The outgoing mayor of Enterprise said the community and its council have been “divided” since a 2023 wildfire and need help to address major issues.
On Wednesday, the NWT government said it was dissolving the hamlet’s mayor and council. A public administrator, former Inuvik town manager Grant Hood, is being brought in.
While the GNWT has referred only to unspecified financial, operational and governance challenges, Mike St Amour – acclaimed as mayor in December last year – said Enterprise had failed to file some reporting and its council was dysfunctional.
“I’m disappointed that it had to come to this. I really thought that we could pull together as a community and get things sorted out,” St Amour told Cabin Radio on Thursday.
“It’s just that there’s a big divide in the community.”
St Amour characterizes that divide as a split between people who had insurance before a wildfire destroyed most of the hamlet two summers ago, and people who did not.
Insurance is not always readily available in some NWT communities. Some residents have criticized the territorial and federal governments for what they have perceived as shifting levels of commitment to help both the insured and uninsured rebuild.
In May last year, dozens of residents without insurance were brought to a meeting and informed they would not receive financial help to rebuild.
“They started segregating the people – the insured, the non-insured. That created a big rift in the community because people weren’t being treated the same, and that rift is still present today,” St Amour said.
“There’s basically people that are really upset and they don’t want nothing to do with anything, and then there’s people that are trying to rebuild.
“The council is divided. There’s some councillors that didn’t show up for meetings for the past month, and it was stifling us. We couldn’t do anything without them and we couldn’t move forward. We couldn’t get things done in a timely fashion.”
No timeline for administrator
Vince McKay is the minister whose department, Municipal and Community Affairs, broke the news to the uninsured residents a year ago.
Now, the Hay River MLA is also the minister sending in a public administrator to take over from Enterprise’s council.
“It’s definitely difficult to make that decision,” McKay said on Thursday, declining to go into detail about the reasons for it.
“It’s a little bit of everything,” was as much as he would say.
“We can go back to the stressful times of the fires and there’s definitely some issues there with rebuilding,” McKay acknowledged.
“I won’t say that we’re going to fix it all right away. There’s obviously some issues that have to be dealt with but at the same time, I hope we can move it forward quickly and give it back to the community.”
There is no timeline by which Hood is expected to have turned around Enterprise’s affairs, McKay said.
Similarly, there is still no timeline for Fort Resolution to move out of administration and back to a mayor and council – almost two years after that community’s elected officials suffered the same fate as those in Enterprise.
“They are communities that share the same issues,” McKay said of the two, “struggling with good governance.”
For Enterprise, he continued: “We’ve tried to not go in this direction but we’ve ultimately had to, and it’s not something we like to do. But at the same time, Mr Hood, when he gets in there, he’ll be able to give us an assessment of what we’re looking at.

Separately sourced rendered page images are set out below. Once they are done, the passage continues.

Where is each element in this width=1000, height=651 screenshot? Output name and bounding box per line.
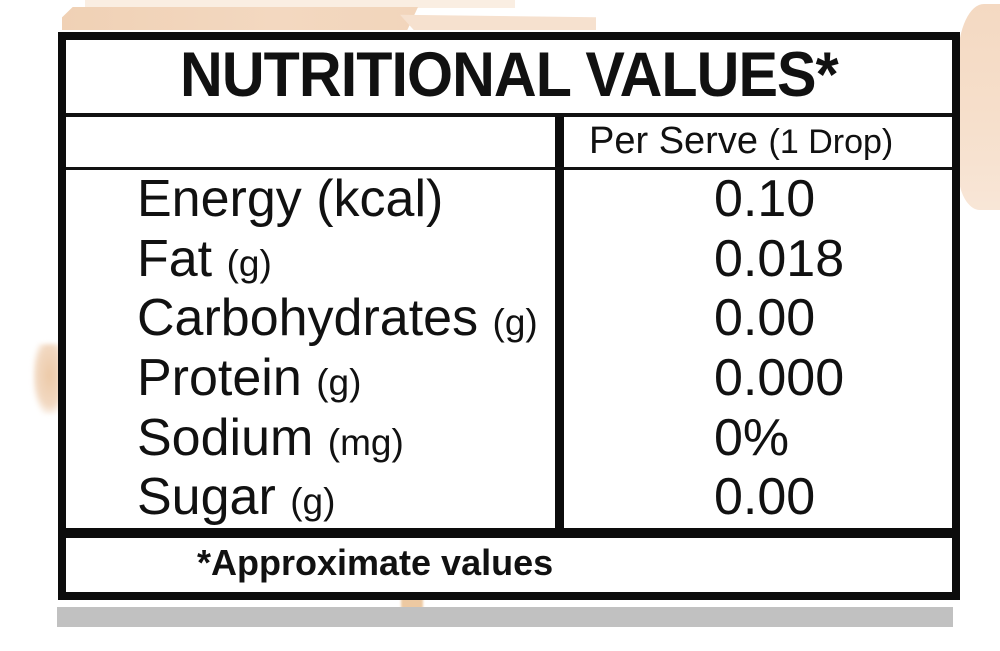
nutrient-value: 0.000: [555, 348, 952, 413]
table-footnote-row: *Approximate values: [66, 538, 952, 592]
header-per-serve-cell: Per Serve (1 Drop): [555, 117, 952, 167]
nutrient-value: 0.00: [555, 468, 952, 532]
nutrient-label: Fat (g): [66, 230, 555, 294]
nutrient-name: Protein: [137, 348, 317, 407]
top-accent-strip: [85, 0, 515, 8]
table-header-row: Per Serve (1 Drop): [66, 117, 952, 170]
top-accent-shape: [62, 7, 418, 30]
bottom-gray-bar: [57, 607, 953, 627]
nutrient-label: Carbohydrates (g): [66, 289, 555, 353]
nutrient-name: Sugar: [137, 468, 291, 527]
nutrient-row: Sodium (mg) 0%: [66, 408, 952, 473]
nutrient-value: 0.10: [555, 170, 952, 230]
nutrient-value: 0%: [555, 408, 952, 473]
nutrient-value: 0.018: [555, 229, 952, 294]
header-blank-cell: [66, 117, 555, 167]
nutrition-table: NUTRITIONAL VALUES* Per Serve (1 Drop) E…: [58, 32, 960, 600]
nutrient-label: Protein (g): [66, 349, 555, 413]
nutrient-row: Protein (g) 0.000: [66, 348, 952, 413]
nutrient-label: Energy (kcal): [66, 170, 555, 230]
nutrient-value: 0.00: [555, 289, 952, 353]
nutrient-unit: (kcal): [316, 170, 444, 228]
nutrient-unit: (mg): [327, 421, 404, 463]
nutrient-row: Energy (kcal) 0.10: [66, 170, 952, 230]
nutrient-label: Sodium (mg): [66, 409, 555, 473]
nutrient-name: Energy: [137, 170, 317, 228]
nutrient-name: Fat: [137, 229, 227, 288]
nutrient-name: Carbohydrates: [137, 289, 493, 348]
nutrition-rows: Energy (kcal) 0.10 Fat (g) 0.018 Carbohydrat…: [66, 170, 952, 532]
table-title-row: NUTRITIONAL VALUES*: [66, 40, 952, 117]
table-title: NUTRITIONAL VALUES*: [180, 40, 839, 110]
nutrient-unit: (g): [492, 302, 538, 344]
per-serve-qualifier: (1 Drop): [768, 123, 894, 161]
right-accent-shape: [958, 4, 1000, 210]
per-serve-label: Per Serve: [589, 120, 758, 162]
nutrient-unit: (g): [290, 481, 336, 523]
left-accent-blob: [33, 344, 60, 414]
footnote-text: *Approximate values: [197, 542, 554, 583]
top-accent-shape-2: [400, 14, 596, 30]
nutrient-row: Sugar (g) 0.00: [66, 468, 952, 532]
footer-separator-rule: [66, 528, 952, 538]
nutrient-unit: (g): [226, 242, 272, 284]
nutrient-unit: (g): [316, 361, 362, 403]
nutrient-label: Sugar (g): [66, 468, 555, 532]
nutrient-name: Sodium: [137, 408, 328, 467]
nutrient-row: Carbohydrates (g) 0.00: [66, 289, 952, 353]
nutrient-row: Fat (g) 0.018: [66, 229, 952, 294]
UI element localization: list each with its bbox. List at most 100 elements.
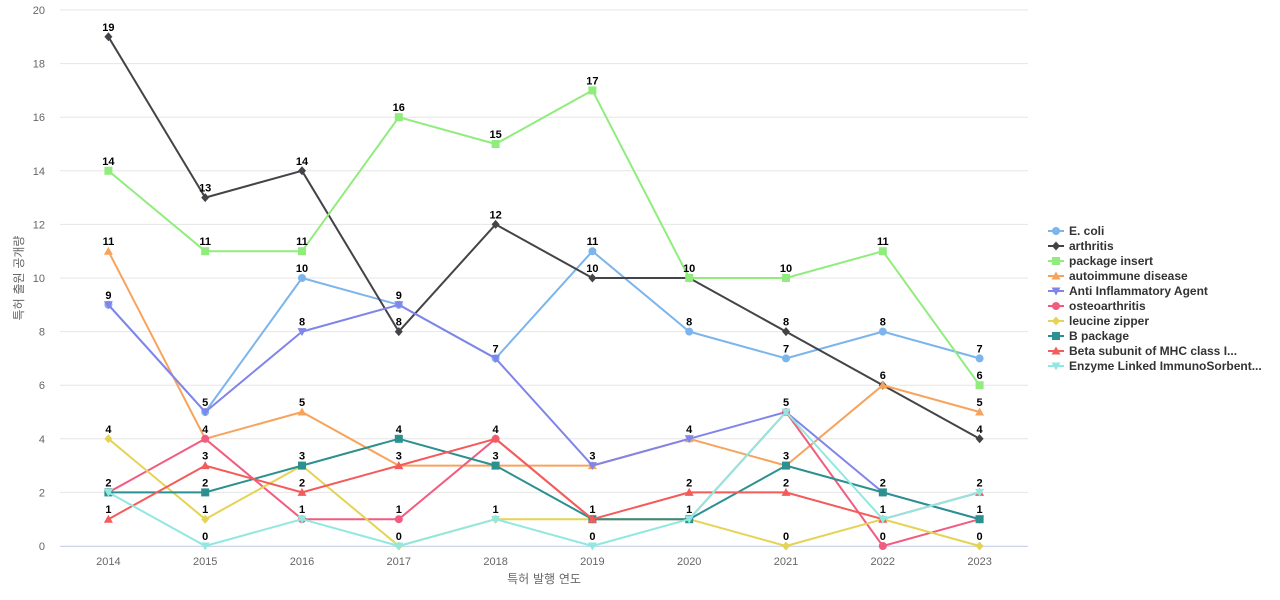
data-label: 0 [589,531,595,543]
series-line[interactable] [107,437,980,521]
x-tick-label: 2016 [290,556,314,568]
data-label: 1 [880,504,886,516]
series[interactable] [103,246,985,470]
data-point [491,219,500,229]
legend-item[interactable]: Beta subunit of MHC class I... [1048,344,1237,358]
data-label: 8 [880,317,886,329]
data-point [588,273,597,283]
data-label: 1 [977,504,983,516]
y-tick-label: 14 [33,166,45,178]
legend-item[interactable]: arthritis [1048,239,1114,253]
y-tick-label: 4 [39,434,45,446]
data-label: 2 [880,477,886,489]
legend-item[interactable]: B package [1048,329,1129,343]
legend-marker [1052,302,1060,310]
x-tick-label: 2020 [677,556,701,568]
y-axis-title: 특허 출원 공개량 [12,236,26,321]
legend-item[interactable]: Anti Inflammatory Agent [1048,284,1208,298]
series-line[interactable] [107,89,981,386]
data-label: 2 [202,477,208,489]
y-tick-label: 8 [39,327,45,339]
data-label: 6 [880,370,886,382]
data-point [394,515,403,524]
legend-label: Anti Inflammatory Agent [1069,284,1208,298]
data-label: 0 [783,531,789,543]
x-tick-label: 2022 [871,556,895,568]
data-label: 5 [977,397,983,409]
data-point [782,327,790,337]
data-label: 8 [783,317,789,329]
series-line[interactable] [107,438,980,547]
data-label: 15 [489,129,501,141]
legend-item[interactable]: osteoarthritis [1048,299,1146,313]
series[interactable] [103,434,985,523]
legend-label: B package [1069,329,1129,343]
legend-label: autoimmune disease [1069,269,1188,283]
data-point [201,488,210,497]
y-tick-label: 0 [39,541,45,553]
data-label: 6 [977,370,983,382]
data-point [297,487,307,496]
data-label: 10 [586,263,598,275]
axes: 특허 발행 연도 특허 출원 공개량 024681012141618202014… [12,5,1028,586]
data-point [297,407,307,416]
series-line[interactable] [107,36,981,440]
series[interactable] [104,86,984,390]
data-point [975,541,984,551]
legend-marker [1052,227,1060,235]
data-label: 1 [299,504,305,516]
x-tick-label: 2021 [774,556,798,568]
data-label: 3 [783,451,789,463]
data-point [394,542,404,551]
series-lines [103,32,985,551]
data-point [878,247,887,256]
data-label: 9 [105,290,111,302]
data-point [975,434,984,444]
legend-marker [1052,241,1060,251]
legend-item[interactable]: leucine zipper [1048,314,1149,328]
data-point [782,461,790,470]
y-tick-label: 16 [33,112,45,124]
series-line[interactable] [107,303,980,521]
data-point [781,408,791,417]
data-point [587,514,597,523]
series[interactable] [103,301,985,524]
data-label: 11 [877,236,889,248]
data-label: 1 [589,504,595,516]
data-label: 7 [493,343,499,355]
data-point [104,166,113,175]
legend-marker [1051,287,1061,296]
x-tick-label: 2014 [96,556,120,568]
data-label: 1 [202,504,208,516]
data-label: 2 [783,477,789,489]
legend-marker [1052,316,1060,326]
legend-item[interactable]: Enzyme Linked ImmunoSorbent... [1048,359,1262,373]
legend-label: Beta subunit of MHC class I... [1069,344,1237,358]
data-point [201,514,210,524]
series-line[interactable] [107,411,980,547]
legend-item[interactable]: package insert [1048,254,1153,268]
data-label: 2 [299,477,305,489]
data-point [200,408,210,417]
legend-marker [1052,332,1060,340]
data-label: 3 [396,451,402,463]
data-label: 0 [202,531,208,543]
data-label: 4 [202,424,209,436]
data-point [975,488,985,497]
data-point [975,381,984,390]
series-line[interactable] [107,250,980,467]
series-line[interactable] [107,250,980,413]
series[interactable] [104,32,984,444]
y-tick-label: 18 [33,59,45,71]
legend-marker [1051,346,1061,355]
data-point [878,515,888,524]
legend-item[interactable]: E. coli [1048,224,1104,238]
legend-item[interactable]: autoimmune disease [1048,269,1188,283]
series[interactable] [103,408,985,551]
x-tick-label: 2015 [193,556,217,568]
data-point [297,328,307,337]
data-label: 19 [102,22,114,34]
y-tick-label: 6 [39,380,45,392]
data-label: 8 [299,317,305,329]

“I’m pretty certain that it’s not as bad as what we would think. It’s just a matter of getting some good governance in there.”
St Amour thinks time is the main thing Enterprise needs. Time to rebuild, time to help residents heal and patch up the rift.
“It’ll come back together because we’re all stubborn, we all love the community,” he said.
“We all love our neighbours but we all have different views on how to do things, and it’s choosing the right path and moving forward together as a group.
“We can’t do it on our own. It’ll take the federal government, the GNWT and ourselves to work things out and get things going on the right path.”